Les commémorations du 8 mai, qui célèbrent la capitulation de l’Allemagne nazie et la fin de la Seconde Guerre mondiale en Europe, sont traditionnellement marquées par des hommages aux résistants, aux déportés et aux victimes civiles. Elles sont aussi l’occasion de rappeler les valeurs de liberté, de démocratie et de respect des droits humains, valeurs que le régime de Vichy avait précisément bafouées. La diffusion de « Maréchal, nous voilà ! » a donc été perçue comme une entorse à l’esprit de ces commémorations, d’autant plus que le chant est souvent associé à la collaboration avec l’occupant allemand.

« Ce morceau n’a pas sa place lors d’une cérémonie officielle, surtout lorsqu’elle rend hommage à ceux qui ont combattu le nazisme. »
Un historien local, cité par France 24

La polémique intervient alors que la France commémore le 80e anniversaire de la fin de la Seconde Guerre mondiale, un anniversaire qui a donné lieu à de nombreuses cérémonies et débats sur la mémoire de cette période. Plusieurs associations d’anciens combattants et de résistants ont d’ores et déjà réagi à l’incident. « Nous sommes surpris et choqués par cette initiative, qui minimise l’horreur du régime de Vichy », a réagi Jean-Pierre Blaise, porte-parole de l’association des anciens combattants du Vaucluse. « Nous allons demander des explications au maire de Carpentras et à celui de Canet-en-Roussillon. »

Et maintenant ?

Les prochaines étapes pourraient inclure une enquête officielle sur les conditions de diffusion de l’hymne, ainsi que des discussions au sein des conseils municipaux de Carpentras et de Canet-en-Roussillon. Une réunion est notamment prévue à Carpentras dès cette semaine pour faire le point sur les suites à donner à cette polémique. Par ailleurs, des associations pourraient déposer des plaintes pour « apologie de crimes de guerre » si les circonstances de la diffusion venaient à être jugées volontaires.

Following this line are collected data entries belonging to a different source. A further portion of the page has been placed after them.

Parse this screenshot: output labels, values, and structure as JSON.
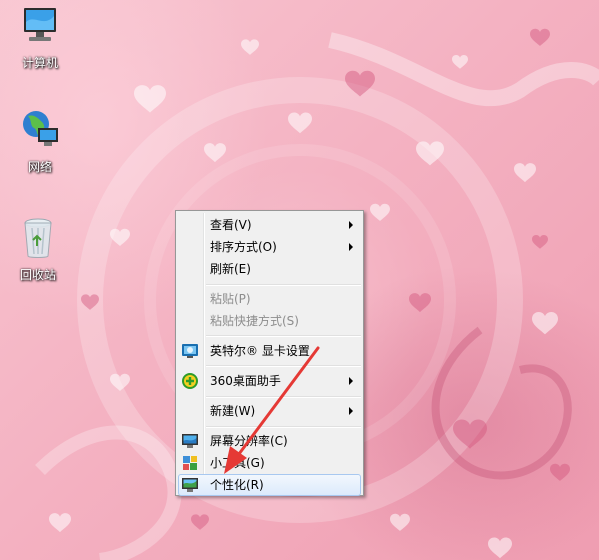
{
  "desktop": {
    "icons": [
      {
        "label": "计算机",
        "icon": "computer-icon"
      },
      {
        "label": "网络",
        "icon": "network-icon"
      },
      {
        "label": "回收站",
        "icon": "recycle-bin-icon"
      }
    ]
  },
  "context_menu": {
    "items": [
      {
        "label": "查看(V)",
        "submenu": true
      },
      {
        "label": "排序方式(O)",
        "submenu": true
      },
      {
        "label": "刷新(E)"
      },
      {
        "label": "粘贴(P)",
        "disabled": true
      },
      {
        "label": "粘贴快捷方式(S)",
        "disabled": true
      },
      {
        "label": "英特尔® 显卡设置",
        "icon": "intel-graphics-icon"
      },
      {
        "label": "360桌面助手",
        "icon": "360-desktop-icon",
        "submenu": true
      },
      {
        "label": "新建(W)",
        "submenu": true
      },
      {
        "label": "屏幕分辨率(C)",
        "icon": "screen-resolution-icon"
      },
      {
        "label": "小工具(G)",
        "icon": "gadgets-icon"
      },
      {
        "label": "个性化(R)",
        "icon": "personalize-icon",
        "highlighted": true
      }
    ]
  },
  "colors": {
    "annotation_arrow": "#e53935",
    "menu_background": "#f0f0f0",
    "wallpaper_pink": "#f4b2c2"
  }
}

Cette affaire soulève également des questions plus larges sur la mémoire historique en France. Comment concilier le devoir de mémoire avec les risques de récupération ou de mauvaise interprétation des symboles ? Faut-il renforcer les formations des organisateurs de cérémonies commémoratives sur les enjeux historiques de ces événements ? Autant de questions qui pourraient nourrir les débats dans les semaines à venir.